Mr Morrison, who unveiled the government's net zero roadmap before jetting off to Europe late last week, told the conference that technology was the solution to decarbonising economies.
"It will be our scientists, our technologists, our engineers, our entrepreneurs, our industrialists and our financiers that will actually chart the path to net zero," Mr Morrison said.
"And it is up to us as leaders of governments to back them in.
"Technology will have the answers to a decarbonised economy, particularly over time. And achieve it in a way that does not deny our citizens, especially in developing economies, their livelihoods or the opportunity for a better quality of life."
Mr Morrison used the forum to announce an extra $500 million in international climate finance for developing nations in the Asia-Pacific, taking Australia's commitment to $2 billion over the next five years.
Funding to Pacific countries to help drive investment in low-emissions technology and support infrastructure projects would grow to at least $700 million, Mr Morrison said.

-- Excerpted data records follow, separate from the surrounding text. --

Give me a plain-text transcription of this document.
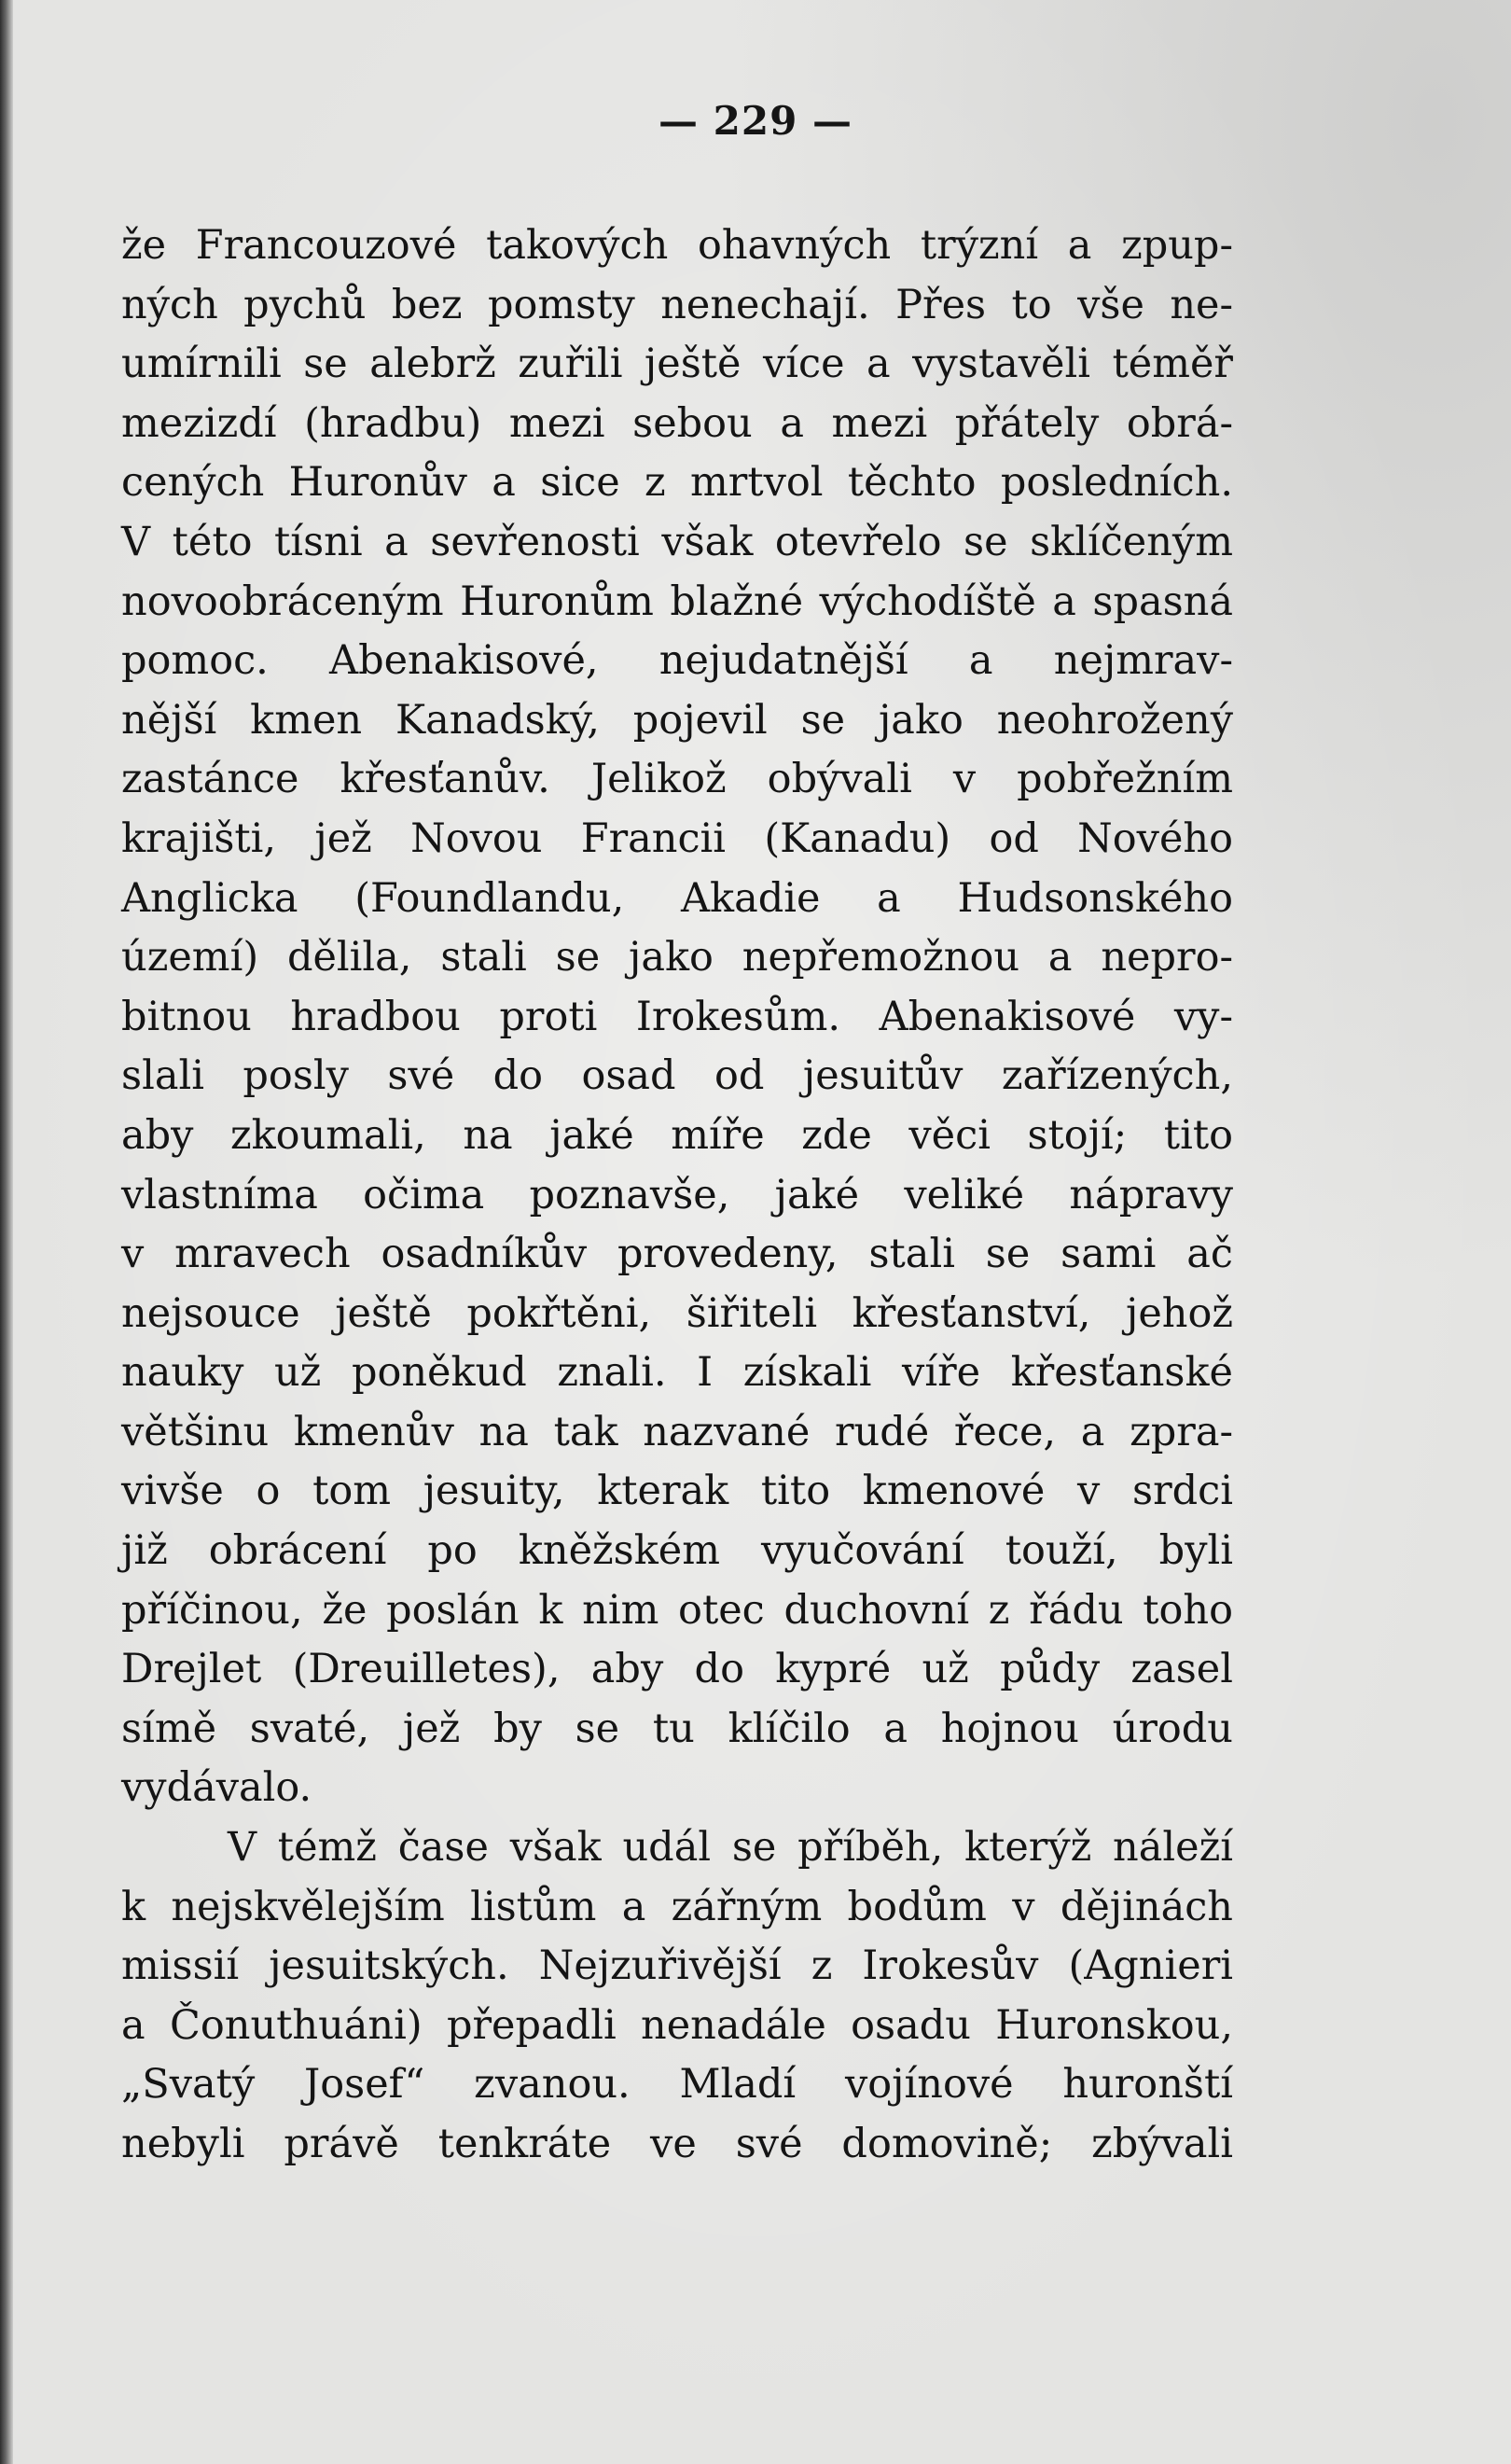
— 229 —
že Francouzové takových ohavných trýzní a zpup-
ných pychů bez pomsty nenechají. Přes to vše ne-
umírnili se alebrž zuřili ještě více a vystavěli téměř
mezizdí (hradbu) mezi sebou a mezi přátely obrá-
cených Huronův a sice z mrtvol těchto posledních.
V této tísni a sevřenosti však otevřelo se sklíčeným
novoobráceným Huronům blažné východíště a spasná
pomoc. Abenakisové, nejudatnější a nejmrav-
nější kmen Kanadský, pojevil se jako neohrožený
zastánce křesťanův. Jelikož obývali v pobřežním
krajišti, jež Novou Francii (Kanadu) od Nového
Anglicka (Foundlandu, Akadie a Hudsonského
území) dělila, stali se jako nepřemožnou a nepro-
bitnou hradbou proti Irokesům. Abenakisové vy-
slali posly své do osad od jesuitův zařízených,
aby zkoumali, na jaké míře zde věci stojí; tito
vlastníma očima poznavše, jaké veliké nápravy
v mravech osadníkův provedeny, stali se sami ač
nejsouce ještě pokřtěni, šiřiteli křesťanství, jehož
nauky už poněkud znali. I získali víře křesťanské
většinu kmenův na tak nazvané rudé řece, a zpra-
vivše o tom jesuity, kterak tito kmenové v srdci
již obrácení po kněžském vyučování touží, byli
příčinou, že poslán k nim otec duchovní z řádu toho
Drejlet (Dreuilletes), aby do kypré už půdy zasel
símě svaté, jež by se tu klíčilo a hojnou úrodu
vydávalo.
V témž čase však udál se příběh, kterýž náleží
k nejskvělejším listům a zářným bodům v dějinách
missií jesuitských. Nejzuřivější z Irokesův (Agnieri
a Čonuthuáni) přepadli nenadále osadu Huronskou,
„Svatý Josef“ zvanou. Mladí vojínové huronští
nebyli právě tenkráte ve své domovině; zbývali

The Morrison government also announced a new agreement with Fiji as part of its plan to establish a carbon offsets scheme in the region.
The Pacific island nation's president posted on social media that Australia's promises were a "start".
But he wanted Australia to set out a concrete plan to dramatically increase its 2030 target - a move Mr Morrison and Energy and Emissions Reduction Minister Angus Taylor have repeatedly ruled out.
Fronting reporters in Glasgow, Mr Morrison conceded Pacific leaders asked Australia to adopt higher 2030 targets each time they spoke to him.
Mr Morrison insisted Pacific leaders understood that technology was the solution to cut emissions.
He said he hoped the COP26 summit would be an "inflection point" where global attention shifted to the "how" of tackling climate change.
Chief Climate Councillor Tim Flannery said Mr Morrison was failing to grasp the urgent need to slash emissions this decade.
"The key message was encapsulated in two words in his speech: 'over time'. The Australian way will 'over time' deliver us next zero," he said, with reference Mr Morrison's speech.
"The one thing that we're short of is time. It is the one thing that we don't have."